La réponse dépend moins de la mode ou des préférences personnelles que de cinq critères très concrets : le coût, le poids, l’eau nécessaire, le temps de préparation et le niveau d’énergie recherché.

Déshydratation et lyophilisation : quelle différence?

Avant de comparer, il faut clarifier les termes. La déshydratation retire l’eau par la chaleur, alors que la lyophilisation retire l’eau à froid, par congélation et sublimation. En pratique, la déshydratation est plus accessible à la maison, alors que la lyophilisation se retrouve surtout dans les repas commerciaux spécialisés.

Cette différence a des effets concrets. Les repas lyophilisés sont généralement très légers, se réhydratent vite et se conservent longtemps. Les aliments déshydratés maison sont souvent plus économiques et plus personnalisables, mais demandent davantage de préparation et parfois plus d’essais pour obtenir une texture satisfaisante.

Le déshydraté maison : la meilleure option pour réduire le coût

Le grand avantage du déshydraté maison, c’est le contrôle. On choisit les ingrédients, les portions, le niveau d’assaisonnement, et on peut bâtir un menu mieux adapté à son énergie réelle, à ses allergies ou à ses goûts. C’est aussi l’option la plus intéressante sur le plan budgétaire. Un reportage de Géo Plein Air cite un coût d’environ 3 $ par portion pour du déshydraté maison, contre environ 8 à 18 $ pour des repas lyophilisés du commerce basé sur les prix de 2018.

Son principal inconvénient, c’est que le faible coût à l’achat se paie en temps. Il faut cuisiner, déshydrater, tester, portionner et parfois ajuster les recettes. Pour une expédition longue ou une personne qui prépare souvent ses repas d’avance, cet investissement peut valoir la peine. Pour quelqu’un qui part à l’improviste ou qui manque de temps, ce n’est pas toujours réaliste.

Le lyophilisé : la meilleure option quand le poids et la simplicité priment

Le lyophilisé devient très intéressant quand on veut alléger au maximum la nourriture, réduire la vaisselle et simplifier la fin de journée. Plusieurs produits commerciaux sont conçus pour qu’on ajoute simplement de l’eau bouillante dans le sachet. Happy Yak met aussi de l’avant cette rapidité de préparation sur plusieurs de ses produits.

Le revers de la médaille, c’est le prix.

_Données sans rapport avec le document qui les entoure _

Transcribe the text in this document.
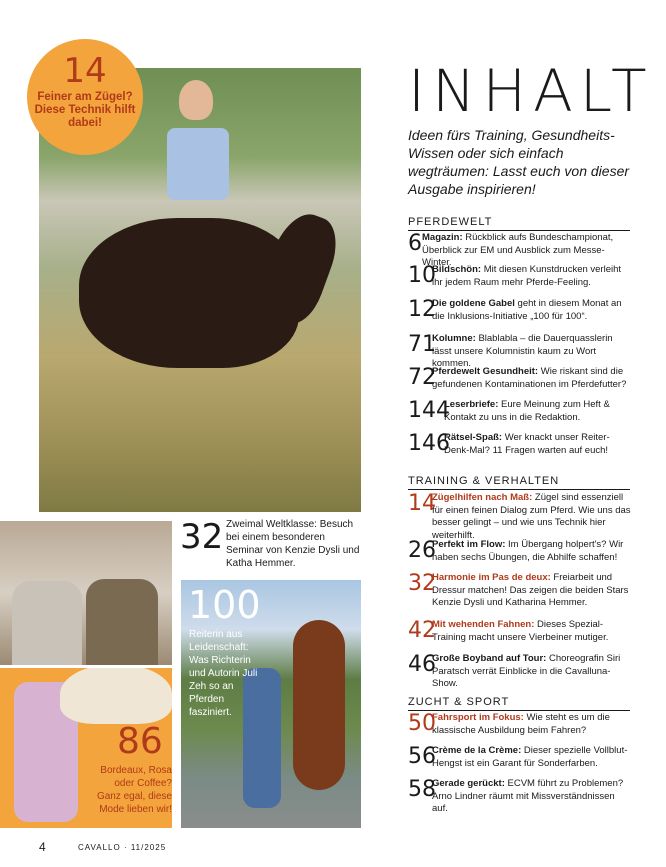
14
Feiner am Zügel? Diese Technik hilft dabei!
32 Zweimal Weltklasse: Besuch bei einem besonderen Seminar von Kenzie Dysli und Katha Hemmer.
100
Reiterin aus Leidenschaft: Was Richterin und Autorin Juli Zeh so an Pferden fasziniert.
86
Bordeaux, Rosa oder Coffee? Ganz egal, diese Mode lieben wir!
INHALT
Ideen fürs Training, Gesundheits-Wissen oder sich einfach wegträumen: Lasst euch von dieser Ausgabe inspirieren!
PFERDEWELT
6 Magazin: Rückblick aufs Bundeschampionat, Überblick zur EM und Ausblick zum Messe-Winter.
10
Bildschön: Mit diesen Kunstdrucken verleiht ihr jedem Raum mehr Pferde-Feeling.
12
Die goldene Gabel geht in diesem Monat an die Inklusions-Initiative „100 für 100“.
71
Kolumne: Blablabla – die Dauerquasslerin lässt unsere Kolumnistin kaum zu Wort kommen.
72
Pferdewelt Gesundheit: Wie riskant sind die gefundenen Kontaminationen im Pferdefutter?
144
Leserbriefe: Eure Meinung zum Heft & Kontakt zu uns in die Redaktion.
146
Rätsel-Spaß: Wer knackt unser Reiter-Denk-Mal? 11 Fragen warten auf euch!
TRAINING & VERHALTEN
14
Zügelhilfen nach Maß: Zügel sind essenziell für einen feinen Dialog zum Pferd. Wie uns das besser gelingt – und wie uns Technik hier weiterhilft.
26
Perfekt im Flow: Im Übergang holpert's? Wir haben sechs Übungen, die Abhilfe schaffen!
32
Harmonie im Pas de deux: Freiarbeit und Dressur matchen! Das zeigen die beiden Stars Kenzie Dysli und Katharina Hemmer.
42
Mit wehenden Fahnen: Dieses Spezial-Training macht unsere Vierbeiner mutiger.
46
Große Boyband auf Tour: Choreografin Siri Paratsch verrät Einblicke in die Cavalluna-Show.
ZUCHT & SPORT
50
Fahrsport im Fokus: Wie steht es um die klassische Ausbildung beim Fahren?
56
Crème de la Crème: Dieser spezielle Vollblut-Hengst ist ein Garant für Sonderfarben.
58
Gerade gerückt: ECVM führt zu Problemen? Arno Lindner räumt mit Missverständnissen auf.
4	CAVALLO · 11/2025
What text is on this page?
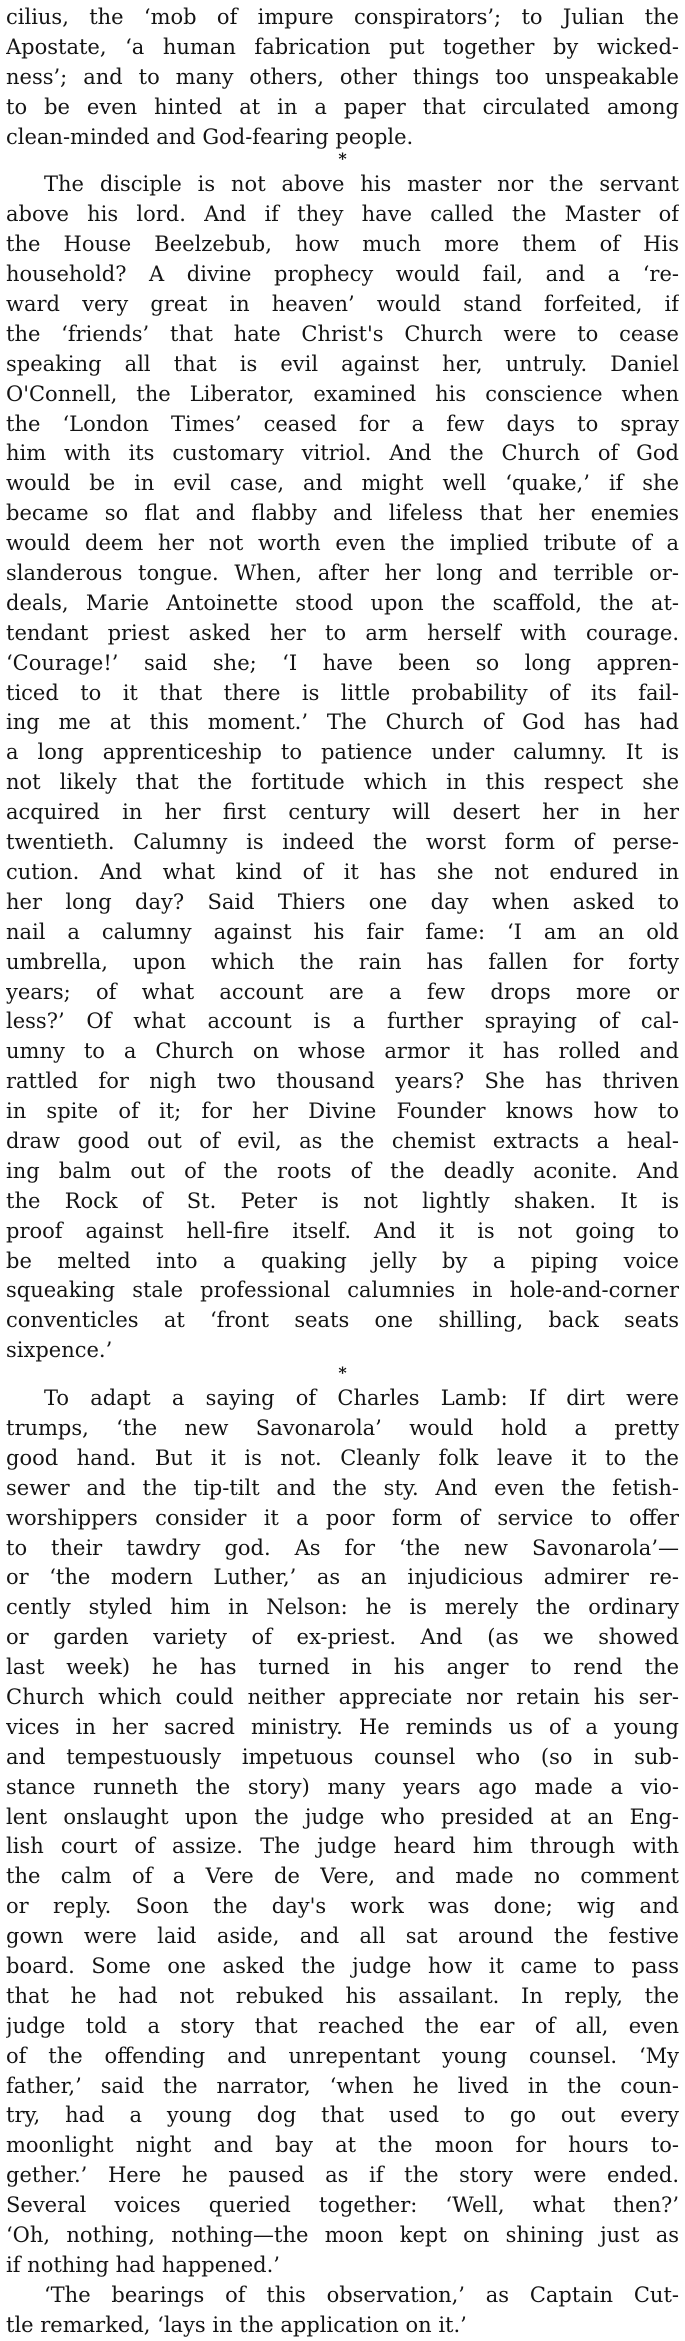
cilius, the ‘mob of impure conspirators’; to Julian the
Apostate, ‘a human fabrication put together by wicked-
ness’; and to many others, other things too unspeakable
to be even hinted at in a paper that circulated among
clean-minded and God-fearing people.
*
The disciple is not above his master nor the servant
above his lord. And if they have called the Master of
the House Beelzebub, how much more them of His
household? A divine prophecy would fail, and a ‘re-
ward very great in heaven’ would stand forfeited, if
the ‘friends’ that hate Christ's Church were to cease
speaking all that is evil against her, untruly. Daniel
O'Connell, the Liberator, examined his conscience when
the ‘London Times’ ceased for a few days to spray
him with its customary vitriol. And the Church of God
would be in evil case, and might well ‘quake,’ if she
became so flat and flabby and lifeless that her enemies
would deem her not worth even the implied tribute of a
slanderous tongue. When, after her long and terrible or-
deals, Marie Antoinette stood upon the scaffold, the at-
tendant priest asked her to arm herself with courage.
‘Courage!’ said she; ‘I have been so long appren-
ticed to it that there is little probability of its fail-
ing me at this moment.’ The Church of God has had
a long apprenticeship to patience under calumny. It is
not likely that the fortitude which in this respect she
acquired in her first century will desert her in her
twentieth. Calumny is indeed the worst form of perse-
cution. And what kind of it has she not endured in
her long day? Said Thiers one day when asked to
nail a calumny against his fair fame: ‘I am an old
umbrella, upon which the rain has fallen for forty
years; of what account are a few drops more or
less?’ Of what account is a further spraying of cal-
umny to a Church on whose armor it has rolled and
rattled for nigh two thousand years? She has thriven
in spite of it; for her Divine Founder knows how to
draw good out of evil, as the chemist extracts a heal-
ing balm out of the roots of the deadly aconite. And
the Rock of St. Peter is not lightly shaken. It is
proof against hell-fire itself. And it is not going to
be melted into a quaking jelly by a piping voice
squeaking stale professional calumnies in hole-and-corner
conventicles at ‘front seats one shilling, back seats
sixpence.’
*
To adapt a saying of Charles Lamb: If dirt were
trumps, ‘the new Savonarola’ would hold a pretty
good hand. But it is not. Cleanly folk leave it to the
sewer and the tip-tilt and the sty. And even the fetish-
worshippers consider it a poor form of service to offer
to their tawdry god. As for ‘the new Savonarola’—
or ‘the modern Luther,’ as an injudicious admirer re-
cently styled him in Nelson: he is merely the ordinary
or garden variety of ex-priest. And (as we showed
last week) he has turned in his anger to rend the
Church which could neither appreciate nor retain his ser-
vices in her sacred ministry. He reminds us of a young
and tempestuously impetuous counsel who (so in sub-
stance runneth the story) many years ago made a vio-
lent onslaught upon the judge who presided at an Eng-
lish court of assize. The judge heard him through with
the calm of a Vere de Vere, and made no comment
or reply. Soon the day's work was done; wig and
gown were laid aside, and all sat around the festive
board. Some one asked the judge how it came to pass
that he had not rebuked his assailant. In reply, the
judge told a story that reached the ear of all, even
of the offending and unrepentant young counsel. ‘My
father,’ said the narrator, ‘when he lived in the coun-
try, had a young dog that used to go out every
moonlight night and bay at the moon for hours to-
gether.’ Here he paused as if the story were ended.
Several voices queried together: ‘Well, what then?’
‘Oh, nothing, nothing—the moon kept on shining just as
if nothing had happened.’
‘The bearings of this observation,’ as Captain Cut-
tle remarked, ‘lays in the application on it.’
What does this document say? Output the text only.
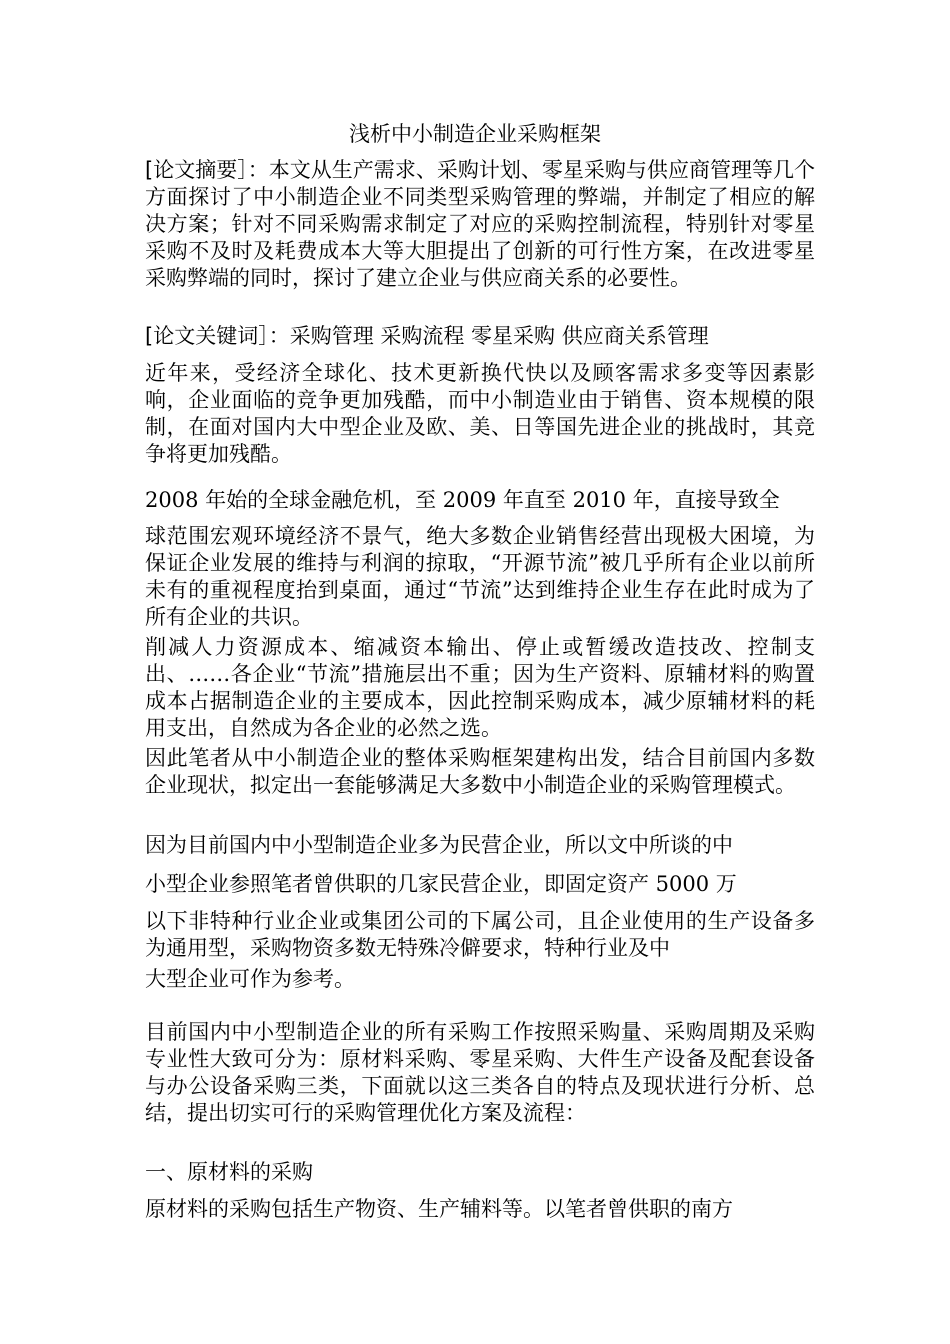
浅析中小制造企业采购框架
[论文摘要］：本文从生产需求、采购计划、零星采购与供应商管理等几个方面探讨了中小制造企业不同类型采购管理的弊端，并制定了相应的解决方案；针对不同采购需求制定了对应的采购控制流程，特别针对零星采购不及时及耗费成本大等大胆提出了创新的可行性方案，在改进零星采购弊端的同时，探讨了建立企业与供应商关系的必要性。
[论文关键词］：采购管理 采购流程 零星采购 供应商关系管理
近年来，受经济全球化、技术更新换代快以及顾客需求多变等因素影响，企业面临的竞争更加残酷，而中小制造业由于销售、资本规模的限制，在面对国内大中型企业及欧、美、日等国先进企业的挑战时，其竞争将更加残酷。
2008 年始的全球金融危机，至 2009 年直至 2010 年，直接导致全
球范围宏观环境经济不景气，绝大多数企业销售经营出现极大困境，为保证企业发展的维持与利润的掠取，“开源节流”被几乎所有企业以前所未有的重视程度抬到桌面，通过“节流”达到维持企业生存在此时成为了所有企业的共识。
削减人力资源成本、缩减资本输出、停止或暂缓改造技改、控制支出、……各企业“节流”措施层出不重；因为生产资料、原辅材料的购置成本占据制造企业的主要成本，因此控制采购成本，减少原辅材料的耗用支出，自然成为各企业的必然之选。
因此笔者从中小制造企业的整体采购框架建构出发，结合目前国内多数企业现状，拟定出一套能够满足大多数中小制造企业的采购管理模式。
因为目前国内中小型制造企业多为民营企业，所以文中所谈的中
小型企业参照笔者曾供职的几家民营企业，即固定资产 5000 万
以下非特种行业企业或集团公司的下属公司，且企业使用的生产设备多为通用型，采购物资多数无特殊冷僻要求，特种行业及中
大型企业可作为参考。
目前国内中小型制造企业的所有采购工作按照采购量、采购周期及采购专业性大致可分为：原材料采购、零星采购、大件生产设备及配套设备与办公设备采购三类，下面就以这三类各自的特点及现状进行分析、总结，提出切实可行的采购管理优化方案及流程：
一、原材料的采购
原材料的采购包括生产物资、生产辅料等。以笔者曾供职的南方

Un repas lyophilisé peut être très performant, mais il faut vérifier deux choses avant de l’acheter : est-ce que la portion est suffisante pour une grosse journée dehors, et est-ce que la valeur nutritionnelle est à la hauteur du prix? Certains produits offrent des apports très élevés; par exemple, Happy Yak affiche 920 calories et 48 g de protéines pour son Pad thaï légumes et arachides, ce qui le rend pertinent pour une vraie journée active, pas seulement comme repas pratique.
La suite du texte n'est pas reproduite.